American Express caters to a more affluent credit community than most. Due to this and its strong underwriting, it continues to enjoy strong credit health, with expectations of that remaining the case. 

  • Overall principal net charge-off rate was 2.1% vs. 2.0% Q/Q and 1.6% Y/Y. This is still below 2.2% pre-pandemic levels. 
  • For the corporate portion of this metric, its charge-off rate is 0.5% vs. 0.8% pre-pandemic. 
  • For loans specifically, principal net charge-off rate was 2.3% vs. 2.1% Q/Q and 1.5% Y/Y. 
  • For card receivables principal net charge-off rate, AmEx reported 1.7% vs. 1.7% Q/Q and 1.9% Y/Y.
  • 30+ days past due as a % of total loans rose from 1.1% to 1.4% Y/Y, but for card receivables, it fell from 1.4% to 1.1% Y/Y.
  • The net interest yield on its loans was 12.0% vs. 11.7% Q/Q and 11.3% Y/Y. While delinquencies continue to modestly rise as expected, AmEx continues to price risk effectively.

“We expect to see this delinquency and charge-off rates remain strong with some continued modest increases in 2024.” – CFO Christophe Le Caillec

Total provisions were $1.27 billion vs. $1.44 billion Q/Q and $1.06 billion Y/Y. The reserve build for AmEx was lower than in any of the previous 6 quarters, offering more signs of forward-looking credit expectations easing.


Discover Financial (DFS) Credit Metrics 

Discover caters to broader credit bands (i.e. less credit worthy) vs. AmEx and Bank of America’s more affluent demographics. So we examine it to get the entire picture of the consumer from low to high credit scores.

Let’s start with the bad. Total net charge-off rate was 4.92% vs. about 2.70% Y/Y. Its recent vintages are showing higher delinquency levels as macro worsens and credit normalization plays out. Personal loan net charge-offs are also ticking briskly higher with that expected to continue near term.

The good news? Discover sees company-wide credit losses peaking in mid-to-late 2024. This compares to the commentary last quarter of losses peaking in the back-half of 2024. To me, that’s a reiteration, but you could make the argument that it’s a subtle upgrade to forecasts. It sees delinquency trends across the portfolio continuing to stabilize within its new cohorts.

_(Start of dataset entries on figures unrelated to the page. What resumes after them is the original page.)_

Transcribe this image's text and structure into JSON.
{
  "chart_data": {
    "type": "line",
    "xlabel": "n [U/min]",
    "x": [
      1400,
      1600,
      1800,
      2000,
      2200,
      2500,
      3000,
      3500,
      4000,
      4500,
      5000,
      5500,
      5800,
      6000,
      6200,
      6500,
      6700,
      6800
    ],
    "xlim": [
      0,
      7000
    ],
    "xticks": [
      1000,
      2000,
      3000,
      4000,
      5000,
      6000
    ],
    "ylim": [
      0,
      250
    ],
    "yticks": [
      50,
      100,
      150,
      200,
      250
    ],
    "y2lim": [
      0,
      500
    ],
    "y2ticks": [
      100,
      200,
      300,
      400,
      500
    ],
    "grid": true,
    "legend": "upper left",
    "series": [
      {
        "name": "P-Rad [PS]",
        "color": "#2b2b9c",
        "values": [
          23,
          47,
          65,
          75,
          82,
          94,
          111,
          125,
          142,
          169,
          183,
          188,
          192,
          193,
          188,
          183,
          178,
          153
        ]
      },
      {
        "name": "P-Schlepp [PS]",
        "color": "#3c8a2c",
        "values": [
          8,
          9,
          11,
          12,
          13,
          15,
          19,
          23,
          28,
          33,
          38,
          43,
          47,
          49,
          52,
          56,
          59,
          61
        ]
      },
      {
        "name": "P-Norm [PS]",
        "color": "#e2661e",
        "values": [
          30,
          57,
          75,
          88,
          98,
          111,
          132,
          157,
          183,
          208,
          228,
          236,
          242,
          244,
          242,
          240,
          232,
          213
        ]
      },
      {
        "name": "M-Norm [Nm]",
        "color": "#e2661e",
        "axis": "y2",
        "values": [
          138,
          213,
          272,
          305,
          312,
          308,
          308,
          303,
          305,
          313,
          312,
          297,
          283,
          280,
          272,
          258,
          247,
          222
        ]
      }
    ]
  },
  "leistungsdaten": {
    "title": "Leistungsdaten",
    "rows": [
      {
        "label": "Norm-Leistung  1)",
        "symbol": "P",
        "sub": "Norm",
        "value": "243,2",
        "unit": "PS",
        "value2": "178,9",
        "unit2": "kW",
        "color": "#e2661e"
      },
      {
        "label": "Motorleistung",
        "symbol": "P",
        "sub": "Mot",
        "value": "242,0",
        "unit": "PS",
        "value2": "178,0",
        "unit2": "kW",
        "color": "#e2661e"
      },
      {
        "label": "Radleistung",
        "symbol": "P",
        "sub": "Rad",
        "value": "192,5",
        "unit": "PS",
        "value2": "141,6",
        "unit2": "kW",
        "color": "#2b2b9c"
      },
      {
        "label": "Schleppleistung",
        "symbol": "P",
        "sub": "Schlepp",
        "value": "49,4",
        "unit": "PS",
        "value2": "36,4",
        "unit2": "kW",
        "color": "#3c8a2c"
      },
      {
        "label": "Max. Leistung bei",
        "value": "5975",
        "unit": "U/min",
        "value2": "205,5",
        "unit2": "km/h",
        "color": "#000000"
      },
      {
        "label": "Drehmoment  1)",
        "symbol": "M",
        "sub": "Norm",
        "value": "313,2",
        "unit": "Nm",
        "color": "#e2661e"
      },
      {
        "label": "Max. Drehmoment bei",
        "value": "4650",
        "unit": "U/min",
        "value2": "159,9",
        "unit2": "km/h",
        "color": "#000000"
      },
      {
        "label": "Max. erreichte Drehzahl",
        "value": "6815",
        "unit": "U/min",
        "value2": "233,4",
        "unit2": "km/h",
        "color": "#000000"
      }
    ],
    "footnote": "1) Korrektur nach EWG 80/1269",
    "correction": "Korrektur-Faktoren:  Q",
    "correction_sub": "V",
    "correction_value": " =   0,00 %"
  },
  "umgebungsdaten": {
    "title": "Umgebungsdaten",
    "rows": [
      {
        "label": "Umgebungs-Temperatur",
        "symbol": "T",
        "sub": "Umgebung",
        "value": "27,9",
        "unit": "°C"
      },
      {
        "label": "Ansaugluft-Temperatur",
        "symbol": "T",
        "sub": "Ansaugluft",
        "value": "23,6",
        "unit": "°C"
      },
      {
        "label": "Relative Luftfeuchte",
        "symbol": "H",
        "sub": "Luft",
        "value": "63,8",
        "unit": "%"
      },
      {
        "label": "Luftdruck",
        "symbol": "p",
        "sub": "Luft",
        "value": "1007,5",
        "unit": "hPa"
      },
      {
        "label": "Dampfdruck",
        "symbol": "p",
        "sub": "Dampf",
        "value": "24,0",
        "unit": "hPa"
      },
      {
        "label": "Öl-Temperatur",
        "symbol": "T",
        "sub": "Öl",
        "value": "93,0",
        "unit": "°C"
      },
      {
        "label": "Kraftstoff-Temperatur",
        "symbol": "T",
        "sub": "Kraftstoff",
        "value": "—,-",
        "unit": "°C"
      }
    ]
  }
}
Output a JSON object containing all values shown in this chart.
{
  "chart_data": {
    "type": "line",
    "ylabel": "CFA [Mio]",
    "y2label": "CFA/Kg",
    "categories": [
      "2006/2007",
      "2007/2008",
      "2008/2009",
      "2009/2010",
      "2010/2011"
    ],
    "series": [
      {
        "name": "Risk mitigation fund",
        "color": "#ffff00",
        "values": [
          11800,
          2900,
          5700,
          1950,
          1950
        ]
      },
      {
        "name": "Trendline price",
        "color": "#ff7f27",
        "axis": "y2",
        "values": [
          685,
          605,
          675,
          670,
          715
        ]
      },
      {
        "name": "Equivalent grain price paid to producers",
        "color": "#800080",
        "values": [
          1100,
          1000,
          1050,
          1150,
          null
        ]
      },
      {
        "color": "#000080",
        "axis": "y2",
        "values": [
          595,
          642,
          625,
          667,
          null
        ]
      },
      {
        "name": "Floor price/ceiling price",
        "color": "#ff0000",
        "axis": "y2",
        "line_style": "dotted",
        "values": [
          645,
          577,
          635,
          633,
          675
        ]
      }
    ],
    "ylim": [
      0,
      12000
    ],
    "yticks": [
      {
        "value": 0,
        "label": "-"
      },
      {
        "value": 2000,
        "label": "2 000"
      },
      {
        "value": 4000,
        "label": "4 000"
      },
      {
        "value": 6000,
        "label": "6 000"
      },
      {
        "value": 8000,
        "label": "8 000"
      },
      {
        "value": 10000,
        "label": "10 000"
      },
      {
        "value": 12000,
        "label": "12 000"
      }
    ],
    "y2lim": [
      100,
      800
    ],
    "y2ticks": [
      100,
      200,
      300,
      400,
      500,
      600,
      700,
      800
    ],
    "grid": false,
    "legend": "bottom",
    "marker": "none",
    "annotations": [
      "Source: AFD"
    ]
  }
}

I’d still love to see the personal loan net charge-off rate peak, which did not happen this quarter as that rate rose by another 62 bps. This is more telling for players like Upstart, Pagaya and maybe Lending Club. 

As a read through for SoFi specifically, this isn’t all that relevant considering SoFi’s affluent demographic. AmEx is the better hint.

Discover also saw provisions for credit losses rise by $395 million to $1.5 billion. This was due to rising net charge-offs, but that hit was encouragingly offset by a $410 million reduction in reserves built vs. the Y/Y period. Its expectations for credit performance are stabilizing.